New to PySpark and need help with this problem I'm running into
I have a dataframe that contains two columns as shown below:
+------------------+--------------------+
| first_name | last_name |
+------------------+--------------------+
| ["John","Jane"] | ["Smith","Doe"] |
| ["Dwight"] | ["Schrute"] |
| null | null |
+------------------+--------------------+
Basically what I want to do is create a dataframe that would have a schema like this:
root
|-- names: array (nullable = true)
| |-- element: struct (containsNull = true)
| | |-- first_name: string (nullable = true)
| | |-- last_name: string (nullable = true)
or output like this:
+-------------------------------------+
| names |
+-------------------------------------+
| [{"John", "Smith},{"Jane", "Doe"}] |
| [{"Dwight", "Schrute"}] |
| [{}] |
+-------------------------------------+
I'm not super concerned about the null case, that shouldn't be too much of an issue. The biggest hurdle I'm facing is combining these two arrays into one organized struct. The array values are not of fixed length, however both arrays will always be of the same size.

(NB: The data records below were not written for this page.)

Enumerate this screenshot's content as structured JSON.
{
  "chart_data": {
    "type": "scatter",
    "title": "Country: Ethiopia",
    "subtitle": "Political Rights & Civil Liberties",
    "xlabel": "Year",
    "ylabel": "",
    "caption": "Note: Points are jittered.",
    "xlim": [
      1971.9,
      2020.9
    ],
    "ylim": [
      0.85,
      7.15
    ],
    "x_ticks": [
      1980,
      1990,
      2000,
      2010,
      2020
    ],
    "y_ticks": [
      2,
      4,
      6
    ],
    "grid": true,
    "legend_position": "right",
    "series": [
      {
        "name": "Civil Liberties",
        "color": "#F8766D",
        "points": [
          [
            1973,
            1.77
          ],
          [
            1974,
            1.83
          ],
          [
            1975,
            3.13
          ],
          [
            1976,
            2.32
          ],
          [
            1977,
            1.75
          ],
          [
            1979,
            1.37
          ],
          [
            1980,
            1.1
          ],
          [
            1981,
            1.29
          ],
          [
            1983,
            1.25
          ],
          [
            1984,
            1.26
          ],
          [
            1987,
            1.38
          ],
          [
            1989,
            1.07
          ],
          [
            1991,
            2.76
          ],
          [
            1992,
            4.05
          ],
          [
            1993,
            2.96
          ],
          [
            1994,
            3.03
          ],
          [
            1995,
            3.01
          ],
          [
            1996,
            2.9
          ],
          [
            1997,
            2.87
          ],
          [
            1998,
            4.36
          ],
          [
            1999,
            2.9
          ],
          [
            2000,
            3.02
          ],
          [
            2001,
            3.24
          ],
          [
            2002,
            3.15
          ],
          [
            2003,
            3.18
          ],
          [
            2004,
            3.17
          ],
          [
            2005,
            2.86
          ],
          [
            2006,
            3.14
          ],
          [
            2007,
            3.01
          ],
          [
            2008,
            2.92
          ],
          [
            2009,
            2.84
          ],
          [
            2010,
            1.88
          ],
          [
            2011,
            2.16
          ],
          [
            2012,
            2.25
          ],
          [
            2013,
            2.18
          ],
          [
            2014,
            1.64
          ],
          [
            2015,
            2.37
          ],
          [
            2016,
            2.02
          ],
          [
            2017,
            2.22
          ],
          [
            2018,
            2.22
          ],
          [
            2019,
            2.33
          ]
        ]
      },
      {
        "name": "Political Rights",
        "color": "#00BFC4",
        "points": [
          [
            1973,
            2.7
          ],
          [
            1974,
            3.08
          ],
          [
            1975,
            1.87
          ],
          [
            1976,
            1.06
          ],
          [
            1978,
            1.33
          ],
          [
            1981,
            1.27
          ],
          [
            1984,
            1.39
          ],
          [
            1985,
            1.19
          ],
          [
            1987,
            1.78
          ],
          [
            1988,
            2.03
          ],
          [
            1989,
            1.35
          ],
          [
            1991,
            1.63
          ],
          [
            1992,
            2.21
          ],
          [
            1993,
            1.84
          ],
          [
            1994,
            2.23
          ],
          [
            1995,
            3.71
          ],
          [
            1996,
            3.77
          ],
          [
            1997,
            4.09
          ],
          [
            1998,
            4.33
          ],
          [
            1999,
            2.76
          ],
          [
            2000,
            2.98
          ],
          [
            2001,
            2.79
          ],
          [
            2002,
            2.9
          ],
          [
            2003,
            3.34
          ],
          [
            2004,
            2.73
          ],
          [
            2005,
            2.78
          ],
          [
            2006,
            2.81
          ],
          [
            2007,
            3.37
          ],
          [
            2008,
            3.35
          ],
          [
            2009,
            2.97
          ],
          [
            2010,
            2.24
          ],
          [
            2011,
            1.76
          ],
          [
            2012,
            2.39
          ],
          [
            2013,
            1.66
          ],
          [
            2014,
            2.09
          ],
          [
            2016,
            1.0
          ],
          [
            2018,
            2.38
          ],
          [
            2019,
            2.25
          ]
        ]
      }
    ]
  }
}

I am assuming I will need to use a UDF, which I have tried many variations of something like:
import pyspark.sql as F
convert_names_udf = F.udf(lambda first_name_array, last_name_array:
[struct(F.lit(first_name_array[i]).alias("first_name"),
F.lit(last_name_array[i]).alias("last_name")
for i in range(len(first_name_array))
], ArrayType(StructType()))
df.withColumn("names", convert_names_udf(F.flatten(F.col("first_name"), F.col("last_name"))
However that approach does not seem to be working, and only throws errors. (I'm sure that is not the correct way to us the lit function, however the for i in range(len(first_name_array)
allows me to iterate over all the first names)
Any help to even point me in the right direction is much appreciated! Thanks!